Esta semana pasada he estado conviviendo con australianos y neozelandeses. El Family Enrichment (www.iffd.org), del que ya he hablado en alguna ocasión, me da la oportunidad de viajar y conocer a mucha gente buena que dedica su tiempo libre a ayudar a los demás.

La verdad es que he ido a Australia, pero no me atrevo a decirlo mucho porque, gracias a Dios, he conocido más personas que lugares y no he podido ni siquiera visitar el puerto de Sydney. Aunque esta vez he ido solo, más de una vez, en estos viajes increíbles y supersónicos, hemos comentado mi mujer y yo que ahora nos toca conocer personas y, ya cuando nos jubilemos (quizás en la vida eterna, ¡quién sabe!), visitaremos los lugares con las buenas amistades que hemos ido cuajando por el mundo. Eso, sí, vi tres canguros. Tengo fotos que pueden probarlo.

Han sido casi tres días viajando y siete días de trabajo intenso, muy intenso. Charlas y conferencias en colegios, un curso de formación para moderar casos de Family Enrichment, un workshop de trabajo y estudio en un centro de conferencias con apenas unas horas libres, reuniones con jefes de equipo, moderadores y coordinadores de cursos, con juntas directivas de colegios y con jóvenes que no se conforman con una vida cómoda y replegada en sí misma.

Y, sobre todo, muchas horas compartiendo grandes metas y anhelos de cambiar el mundo, proyectos que se prolongarán en el tiempo, sueños que se quedarán cortos, aventuras humanas y divinas. Como siempre me sucede, parecía que iba a enseñar algo y he acabado aprendiendo muchas cosas.

De todas ellas, una idea ha prevalecido y se ha impuesto con especial fuerza a raíz de una frase que alguien pronunció en una de las sesiones y fue calando en todos los encuentros: better united than right. Es mejor estar unidos que acertar o, si se quiere, es mejor estar unidos que tener razón. Dice el conocido proverbio africano: si quieres ir rápido, camina solo; si quieres llegar lejos, ve acompañado.

Dos frases que nos vienen como anillo al dedo porque nuestra empresa no tiene prisa. Es una carrera de fondo. Total, nos hemos propuesto simplemente cambiar el mundo para hacerlo mejor familia a familia y somos conscientes de que nos va a tomar un tiempo. Es una meta sencilla, no tiene más, consiste en recordar, hacer visible y ayudar a conseguir lo que todo el mundo desea en su interior: la felicidad y la unión familiar, pero, claro, no es una meta inmediata, requiere un tiempecillo. Hay que tener visión lejana y ánima grande.

Precisamente, tiempo es lo que más pedimos. Y a los que se suman a nuestro proyecto casi solo les ponemos una condición: que no tengan tiempo. Parece una contradicción, pero no lo es. Hace tiempo que he comprobado que quienes no tienen tiempo son lo que están acostumbrados a darlo. Por eso no tienen. Porque son generosos con él, se entregan a los demás y piensan poco en sí mismos. Y, sin embargo, cuando les pides ayuda, su tiempo se multiplica increíblemente.
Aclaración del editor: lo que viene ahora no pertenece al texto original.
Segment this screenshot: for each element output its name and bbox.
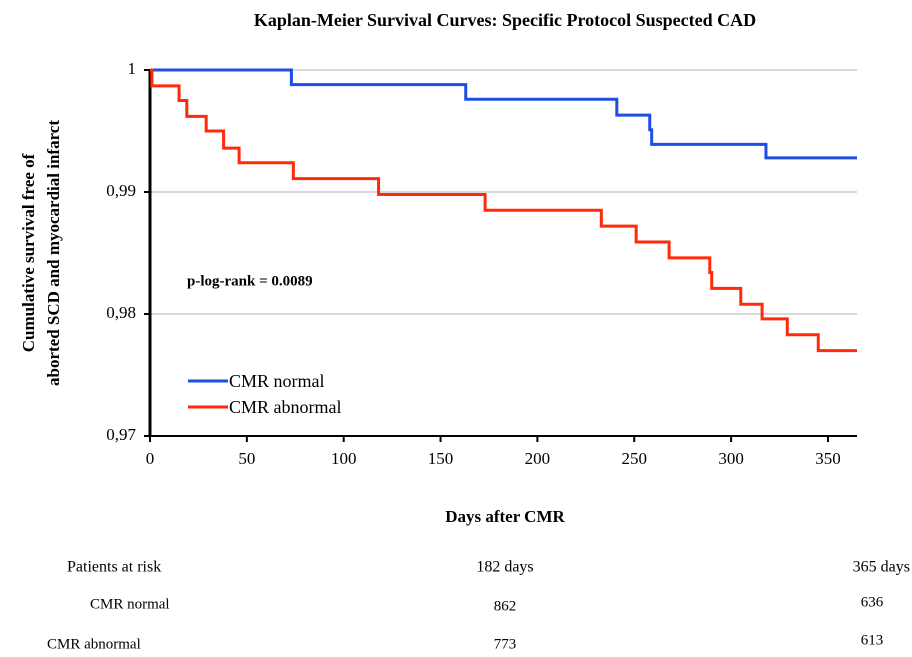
risk-header: Patients at risk	[67, 559, 161, 576]
legend-label: CMR abnormal	[229, 397, 342, 417]
y-tick-label: 0,99	[106, 181, 136, 200]
survival-curve	[150, 68, 857, 353]
y-tick-label: 1	[128, 59, 137, 78]
x-tick-label: 350	[815, 449, 841, 468]
chart-title: Kaplan-Meier Survival Curves: Specific P…	[254, 10, 756, 30]
y-label-line: aborted SCD and myocardial infarct	[44, 120, 63, 386]
y-tick-label: 0,97	[106, 425, 136, 444]
survival-curve	[150, 68, 857, 160]
risk-value: 613	[861, 632, 884, 648]
x-tick-label: 300	[718, 449, 744, 468]
x-tick-label: 0	[146, 449, 155, 468]
x-tick-label: 250	[621, 449, 647, 468]
annotation: p-log-rank = 0.0089	[187, 273, 313, 289]
x-tick-label: 50	[238, 449, 255, 468]
risk-value: 862	[494, 598, 517, 614]
risk-header: 365 days	[853, 559, 910, 576]
risk-row-label: CMR abnormal	[47, 636, 141, 652]
x-label: Days after CMR	[445, 507, 565, 526]
risk-value: 773	[494, 636, 517, 652]
risk-row-label: CMR normal	[90, 596, 170, 612]
risk-value: 636	[861, 594, 884, 610]
y-label: Cumulative survival free of aborted SCD …	[19, 120, 63, 386]
y-label-line: Cumulative survival free of	[19, 153, 38, 352]
x-tick-label: 100	[331, 449, 357, 468]
x-tick-label: 200	[525, 449, 551, 468]
x-tick-label: 150	[428, 449, 454, 468]
legend-label: CMR normal	[229, 371, 325, 391]
y-tick-label: 0,98	[106, 303, 136, 322]
risk-header: 182 days	[476, 559, 533, 576]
Unión en el tiempo. Una buena ecuación. Cuántas veces nos hemos quedado solos, con nuestro acierto, con nuestra razón tozuda y orgullosa, rompiendo la unidad que nos daba la fuerza y nos elevaba por encima de nosotros mismos.

En el otro lado del pasillo, en el avión, viaja una madre con tres hijos pequeños. Se han dormido al poco de despegar. La madre les va tapando y acomodando. Está atenta a cualquier movimiento. Todo su tiempo es para ellos. No le importa dedicárselo porque quiere que estén seguros y unidos a ella. Sabe que el viaje es largo: 14 horas desde Sydney hasta Dubai. No tiene prisa. La meta vale la pena: que lleguen felices y unidos a ella.

Así es la familia, una empresa para toda la vida que requiere tiempo y unión. Yo vuelvo ahora con mi familia. Han sido muchos días lejos de ella. Creo que, desde que me casé, nunca había estado tantos días separado de mi mujer. Pero, cuando la unión es fuerte, una breve separación temporal no tiene gran importancia. La distancia es al amor lo que el fuego es a la llama: aviva la que es fuerte y apaga la que es endeble.